We also found that most approaches are flexible, meaning that they can be used to counter different forms of code injection. For example, ISR and whitelisting have been applied to counter all kinds of code injection attacks. This is not the case though with lexical analysis, which is used only to detect binary code injection vulnerabilities.

Approaches can be interdependent and they can borrow heavily from others. Consider for instance runtime tainting and data-flow analysis. Both examine the flow of data but in different ways: the former does so dynamically and the latter statically. For this reason though, methods can also share the same disadvantages. For example, the state explosion issue appears in both model checking and symbolic execution.
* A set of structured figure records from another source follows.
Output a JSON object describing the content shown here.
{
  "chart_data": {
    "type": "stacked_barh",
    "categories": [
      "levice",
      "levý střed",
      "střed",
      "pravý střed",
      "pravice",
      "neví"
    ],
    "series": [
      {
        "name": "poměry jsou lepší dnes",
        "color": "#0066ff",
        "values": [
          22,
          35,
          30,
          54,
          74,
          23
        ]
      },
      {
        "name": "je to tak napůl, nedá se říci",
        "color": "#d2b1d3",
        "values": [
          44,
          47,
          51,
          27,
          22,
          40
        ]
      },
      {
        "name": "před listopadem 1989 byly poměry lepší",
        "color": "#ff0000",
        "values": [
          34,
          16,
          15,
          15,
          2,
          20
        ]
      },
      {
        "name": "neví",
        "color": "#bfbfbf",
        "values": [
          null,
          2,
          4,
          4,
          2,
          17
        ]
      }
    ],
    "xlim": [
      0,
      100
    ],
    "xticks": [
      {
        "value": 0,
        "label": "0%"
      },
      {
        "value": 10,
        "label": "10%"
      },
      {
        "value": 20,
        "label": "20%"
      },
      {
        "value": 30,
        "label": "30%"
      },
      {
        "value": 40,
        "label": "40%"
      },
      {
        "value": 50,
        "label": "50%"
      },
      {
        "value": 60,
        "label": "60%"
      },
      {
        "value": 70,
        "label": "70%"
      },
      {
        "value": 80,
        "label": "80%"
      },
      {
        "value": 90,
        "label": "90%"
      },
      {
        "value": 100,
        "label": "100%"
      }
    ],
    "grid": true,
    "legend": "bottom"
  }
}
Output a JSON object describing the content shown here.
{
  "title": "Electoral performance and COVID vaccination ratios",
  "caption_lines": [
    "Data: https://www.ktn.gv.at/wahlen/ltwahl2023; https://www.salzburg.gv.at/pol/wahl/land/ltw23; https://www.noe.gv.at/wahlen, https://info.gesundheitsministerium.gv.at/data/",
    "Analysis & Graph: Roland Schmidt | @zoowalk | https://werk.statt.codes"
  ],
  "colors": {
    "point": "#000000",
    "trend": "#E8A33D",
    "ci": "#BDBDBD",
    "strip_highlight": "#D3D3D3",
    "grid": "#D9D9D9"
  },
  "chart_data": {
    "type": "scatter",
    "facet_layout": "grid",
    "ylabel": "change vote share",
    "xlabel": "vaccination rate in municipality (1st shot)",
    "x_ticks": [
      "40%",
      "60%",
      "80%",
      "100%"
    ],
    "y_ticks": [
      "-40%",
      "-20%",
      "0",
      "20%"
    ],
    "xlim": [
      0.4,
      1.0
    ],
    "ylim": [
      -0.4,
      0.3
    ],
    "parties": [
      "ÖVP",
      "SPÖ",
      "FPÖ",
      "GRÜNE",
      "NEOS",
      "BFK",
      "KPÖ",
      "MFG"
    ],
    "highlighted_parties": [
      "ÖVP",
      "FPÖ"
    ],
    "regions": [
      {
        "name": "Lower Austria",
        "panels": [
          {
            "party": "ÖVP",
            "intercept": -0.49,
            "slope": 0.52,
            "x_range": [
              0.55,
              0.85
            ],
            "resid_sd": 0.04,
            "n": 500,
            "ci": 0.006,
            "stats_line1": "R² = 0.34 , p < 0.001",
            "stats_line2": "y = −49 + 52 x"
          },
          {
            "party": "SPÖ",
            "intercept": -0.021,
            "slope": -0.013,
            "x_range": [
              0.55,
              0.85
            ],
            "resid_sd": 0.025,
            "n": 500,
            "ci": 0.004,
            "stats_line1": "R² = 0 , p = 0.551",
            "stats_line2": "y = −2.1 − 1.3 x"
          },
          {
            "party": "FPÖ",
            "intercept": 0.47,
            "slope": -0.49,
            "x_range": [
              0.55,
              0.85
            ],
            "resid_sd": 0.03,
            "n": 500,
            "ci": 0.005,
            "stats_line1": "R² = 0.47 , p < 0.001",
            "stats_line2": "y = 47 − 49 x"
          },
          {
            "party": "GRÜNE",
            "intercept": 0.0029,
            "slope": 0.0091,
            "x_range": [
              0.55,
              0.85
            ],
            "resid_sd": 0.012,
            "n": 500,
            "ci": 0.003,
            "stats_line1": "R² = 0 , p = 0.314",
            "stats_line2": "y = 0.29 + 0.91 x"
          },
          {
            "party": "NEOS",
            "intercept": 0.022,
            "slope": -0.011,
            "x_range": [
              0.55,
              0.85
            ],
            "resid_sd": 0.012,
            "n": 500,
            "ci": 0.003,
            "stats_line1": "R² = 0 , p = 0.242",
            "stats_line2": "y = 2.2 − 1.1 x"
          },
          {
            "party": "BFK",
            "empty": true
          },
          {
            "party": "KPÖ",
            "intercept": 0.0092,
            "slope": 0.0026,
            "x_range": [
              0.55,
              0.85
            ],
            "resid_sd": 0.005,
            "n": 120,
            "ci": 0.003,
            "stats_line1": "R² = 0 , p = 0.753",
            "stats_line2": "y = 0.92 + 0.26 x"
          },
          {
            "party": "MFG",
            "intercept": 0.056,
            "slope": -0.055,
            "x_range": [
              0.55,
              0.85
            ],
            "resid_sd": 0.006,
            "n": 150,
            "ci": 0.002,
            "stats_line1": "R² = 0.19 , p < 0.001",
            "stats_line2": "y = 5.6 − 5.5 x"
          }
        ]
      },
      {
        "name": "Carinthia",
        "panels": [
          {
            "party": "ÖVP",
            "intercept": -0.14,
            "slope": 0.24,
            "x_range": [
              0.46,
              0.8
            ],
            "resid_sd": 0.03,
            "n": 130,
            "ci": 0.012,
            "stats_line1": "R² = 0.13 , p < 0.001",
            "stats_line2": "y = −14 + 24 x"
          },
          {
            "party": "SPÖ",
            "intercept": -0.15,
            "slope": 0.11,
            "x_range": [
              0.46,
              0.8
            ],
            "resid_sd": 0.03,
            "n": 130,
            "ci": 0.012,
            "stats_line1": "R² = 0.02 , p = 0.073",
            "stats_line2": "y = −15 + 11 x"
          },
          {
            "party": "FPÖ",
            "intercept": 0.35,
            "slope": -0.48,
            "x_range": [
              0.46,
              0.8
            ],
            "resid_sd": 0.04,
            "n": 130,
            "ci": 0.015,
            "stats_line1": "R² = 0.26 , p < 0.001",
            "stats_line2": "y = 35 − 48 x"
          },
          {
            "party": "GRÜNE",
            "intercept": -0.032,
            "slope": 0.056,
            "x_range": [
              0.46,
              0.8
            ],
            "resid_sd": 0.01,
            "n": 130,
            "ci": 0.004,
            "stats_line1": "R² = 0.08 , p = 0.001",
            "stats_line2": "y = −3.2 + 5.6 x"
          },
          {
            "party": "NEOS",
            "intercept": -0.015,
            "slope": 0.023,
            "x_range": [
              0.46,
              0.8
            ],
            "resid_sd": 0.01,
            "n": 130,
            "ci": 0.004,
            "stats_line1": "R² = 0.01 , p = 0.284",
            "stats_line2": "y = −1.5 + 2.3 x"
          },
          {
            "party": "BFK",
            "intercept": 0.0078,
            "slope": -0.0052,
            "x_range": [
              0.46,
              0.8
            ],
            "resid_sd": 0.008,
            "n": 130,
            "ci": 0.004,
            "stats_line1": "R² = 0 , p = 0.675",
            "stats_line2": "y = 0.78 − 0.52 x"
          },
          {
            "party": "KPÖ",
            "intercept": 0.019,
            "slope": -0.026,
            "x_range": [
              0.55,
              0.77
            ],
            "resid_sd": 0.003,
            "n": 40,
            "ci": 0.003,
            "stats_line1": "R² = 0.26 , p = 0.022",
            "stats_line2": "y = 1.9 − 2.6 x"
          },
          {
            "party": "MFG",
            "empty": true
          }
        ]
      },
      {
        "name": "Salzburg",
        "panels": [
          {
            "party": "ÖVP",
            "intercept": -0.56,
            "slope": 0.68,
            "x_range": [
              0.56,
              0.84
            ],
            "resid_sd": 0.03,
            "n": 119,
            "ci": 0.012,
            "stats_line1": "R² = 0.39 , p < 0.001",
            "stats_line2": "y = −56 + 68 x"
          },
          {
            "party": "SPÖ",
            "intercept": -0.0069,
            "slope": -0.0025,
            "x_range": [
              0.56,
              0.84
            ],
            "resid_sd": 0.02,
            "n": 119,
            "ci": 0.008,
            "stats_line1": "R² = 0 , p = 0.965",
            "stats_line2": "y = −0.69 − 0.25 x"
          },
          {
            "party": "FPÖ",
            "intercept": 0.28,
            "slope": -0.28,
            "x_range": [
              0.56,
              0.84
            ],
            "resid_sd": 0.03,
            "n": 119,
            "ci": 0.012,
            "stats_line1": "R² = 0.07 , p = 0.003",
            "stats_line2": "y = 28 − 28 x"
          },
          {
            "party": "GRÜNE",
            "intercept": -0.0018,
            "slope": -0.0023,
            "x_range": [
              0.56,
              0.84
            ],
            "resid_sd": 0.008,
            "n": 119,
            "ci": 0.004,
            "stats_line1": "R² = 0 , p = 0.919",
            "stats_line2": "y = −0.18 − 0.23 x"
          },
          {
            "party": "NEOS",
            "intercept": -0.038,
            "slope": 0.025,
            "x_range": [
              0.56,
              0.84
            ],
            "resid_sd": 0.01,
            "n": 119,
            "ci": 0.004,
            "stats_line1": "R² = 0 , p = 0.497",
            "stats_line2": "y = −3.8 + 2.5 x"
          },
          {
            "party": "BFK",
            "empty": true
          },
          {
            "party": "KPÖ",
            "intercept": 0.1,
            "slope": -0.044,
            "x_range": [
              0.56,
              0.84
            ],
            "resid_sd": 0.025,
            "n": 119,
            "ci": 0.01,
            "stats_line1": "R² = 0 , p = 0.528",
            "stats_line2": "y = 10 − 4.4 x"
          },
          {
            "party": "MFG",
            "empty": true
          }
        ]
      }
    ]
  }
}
Currently, most defenses target a small number of attacks, but this will probably change in the future. Specifically, a large amount of work has been done to prevent either SQL and JavaScript-driven injection attacks. This makes sense, because these attacks are very common and can have a large impact. Less effort has been put to develop approaches that can defend against XPath or XML injection attacks. As a result, there are few corresponding defenses. Similarly, there is only one documented mechanism designed to detect PHP injection attacks, PHP Aspis, and only one that prevents NoSQL injection attacks, Diglossia.

Attacks and defenses are likely to evolve in the coming years. The driver will be new threats, such as the PHP Object Injection (POI) (Dahse, Krein & Holz, 2014) attack, and Cross-Channel Scripting (XCS), both discussed in ‘Emerging Challenges’ Apart from the above, attackers seem to continuously find new ways to introduce malicious code to applications by using a variety of languages and techniques as we observed earlier (see ‘Code Injection Attacks’ and ‘Emerging Challenges’. Besides, there are several recent attempts to perform code injection on mobile applications (Bao et al., 2017; Jin et al., 2014) which will potentially lead to the development of context-aware defenses. We hope that our categorization, our analysis, and the findings of our research, will aid researchers and practitioners to further study the code injection problem and develop more robust and effective defenses.

Also known in statistics as type I and type Ii errors (Peck & Devore, 2010).